Online manipulation services as intermediate steps. A larger share of flagged documents in April than in March showed an online PDF manipulation service in the producer field while a different application appeared in the creator field. That combination indicates the document went through a compress / merge / page-extract / edit step somewhere between original creation and submission. Whether that step was benign or fraudulent is what the structural analysis resolves.

Design-tool origin. Vector-design and consumer-design applications continued to appear in the creator field for documents that purport to be business records — invoices, certificates, contracts. Design tools are powerful enough to reproduce convincing layouts and trivially easy to edit; their presence in the creator field is one of the cleaner indicators that a document was hand-built rather than generated by the system that ought to have produced it.

Programmatic manipulation libraries. Paid PDF-manipulation libraries (the kind used legitimately for merging, watermarking, and signing, and also used in volume for page-import and template-assembly forgeries) continued to account for a notable share of flagged files. The detection signal here is no longer the producer string itself — those are easy to spoof — but the structural fingerprint the library leaves at the binary level. The contradiction between declared producer and structural fingerprint was one of the more frequently firing signals in April.

PDF Version Landscape

The version distribution was effectively unchanged from March: PDF 1.7 and 1.4 together accounted for roughly two-thirds of the sample, with 1.5, 1.6, and 1.3 splitting most of the remainder. PDF 2.0, despite nearly a decade of availability, remained a rounding-error share.

Embedded Content

A small but non-trivial share of files contained embedded JavaScript, and a similar share contained embedded file attachments — binary payloads carried inside the PDF wrapper. Both shares were higher than in March in proportional terms. Neither is in itself proof of tampering, but both are recognized compliance and threat-vector concerns in business-document contexts (contracts, invoices, statements). For workflows that touch documents from external counterparties, both warrant scrutiny independent of modification verdict.

Document Profile

Average size and average page count were broadly in line with the prior months. Metadata completeness remained around three-quarters of fields populated on the average file. The share of documents with creation dates removed entirely ticked up slightly compared to March — a continuation of a trend we have been tracking, since a missing creation date removes one of the cleaner forensic anchors in the file.

Summary

April 2026 in proportional terms:

The flagged-document share rose past one in two — continuing the climb from prior months.
Eighteen algorithm versions shipped, broadening detection coverage materially. Some part of the rise in flagged share is attributable to that wider coverage, not just to a change in the population.
New tampering categories — character-encoding manipulation, residual prior-template traces, generator-fingerprint contradictions, incomplete redaction, impossible timestamps — are becoming a meaningful share of flagged findings in their own right.
Files carrying incremental updates were overwhelmingly tampered — the rate has gone up every month for three months running.
Digital signatures continued to be modified after signing in a non-trivial share of signed submissions.
The same online manipulation services and design tools that featured in the March writeup continued to appear, in proportional terms, as recurring fingerprints in the flagged set.

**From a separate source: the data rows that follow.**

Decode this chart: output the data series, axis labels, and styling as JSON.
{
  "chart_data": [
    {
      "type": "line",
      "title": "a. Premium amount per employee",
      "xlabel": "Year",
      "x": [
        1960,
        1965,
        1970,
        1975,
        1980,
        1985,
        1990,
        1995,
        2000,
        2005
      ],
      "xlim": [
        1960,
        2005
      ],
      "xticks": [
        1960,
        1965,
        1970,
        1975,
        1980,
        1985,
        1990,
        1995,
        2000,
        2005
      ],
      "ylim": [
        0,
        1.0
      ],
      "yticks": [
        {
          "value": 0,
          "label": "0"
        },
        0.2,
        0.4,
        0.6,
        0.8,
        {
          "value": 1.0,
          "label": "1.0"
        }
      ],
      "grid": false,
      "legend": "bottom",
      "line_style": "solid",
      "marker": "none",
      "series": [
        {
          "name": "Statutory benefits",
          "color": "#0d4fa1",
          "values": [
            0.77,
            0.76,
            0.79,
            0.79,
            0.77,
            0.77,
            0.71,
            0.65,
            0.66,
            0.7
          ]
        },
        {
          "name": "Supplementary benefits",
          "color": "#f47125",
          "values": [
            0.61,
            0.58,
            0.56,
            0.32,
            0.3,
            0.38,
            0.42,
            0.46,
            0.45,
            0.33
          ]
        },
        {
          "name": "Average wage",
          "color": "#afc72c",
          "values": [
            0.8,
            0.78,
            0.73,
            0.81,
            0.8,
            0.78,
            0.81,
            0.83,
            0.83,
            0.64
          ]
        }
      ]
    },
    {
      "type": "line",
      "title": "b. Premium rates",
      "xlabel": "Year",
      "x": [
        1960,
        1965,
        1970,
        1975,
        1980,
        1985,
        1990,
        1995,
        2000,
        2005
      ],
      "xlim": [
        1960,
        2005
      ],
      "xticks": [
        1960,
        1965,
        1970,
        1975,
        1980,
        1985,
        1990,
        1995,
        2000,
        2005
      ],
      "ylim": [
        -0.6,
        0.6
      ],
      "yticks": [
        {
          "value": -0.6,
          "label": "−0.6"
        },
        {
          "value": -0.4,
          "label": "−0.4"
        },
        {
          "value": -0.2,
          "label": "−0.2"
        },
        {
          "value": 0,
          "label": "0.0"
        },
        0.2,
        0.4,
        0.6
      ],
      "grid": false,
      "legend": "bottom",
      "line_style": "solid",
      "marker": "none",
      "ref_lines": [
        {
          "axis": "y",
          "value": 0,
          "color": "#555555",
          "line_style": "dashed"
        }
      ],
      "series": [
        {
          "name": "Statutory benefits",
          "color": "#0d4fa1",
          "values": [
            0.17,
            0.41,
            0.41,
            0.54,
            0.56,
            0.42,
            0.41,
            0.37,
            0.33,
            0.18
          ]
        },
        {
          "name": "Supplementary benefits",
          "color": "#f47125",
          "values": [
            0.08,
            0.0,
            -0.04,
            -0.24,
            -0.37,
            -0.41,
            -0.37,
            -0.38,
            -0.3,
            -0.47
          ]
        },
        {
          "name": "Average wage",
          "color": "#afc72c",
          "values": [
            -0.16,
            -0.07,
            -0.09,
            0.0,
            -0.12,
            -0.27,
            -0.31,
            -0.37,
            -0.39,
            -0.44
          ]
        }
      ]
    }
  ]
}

For absolute volume readers: April included a large internal adversarial-testing batch used to train the algorithm, so the raw counts for the month are not comparable to February or March. The proportions and trend directions above are what the data supports.

May will be a cleaner month for like-for-like comparison.

This report covers checks submitted to HTPBE in April 2026. File contents are not stored or analyzed; only structural metadata signals are retained. All figures are aggregate and anonymized.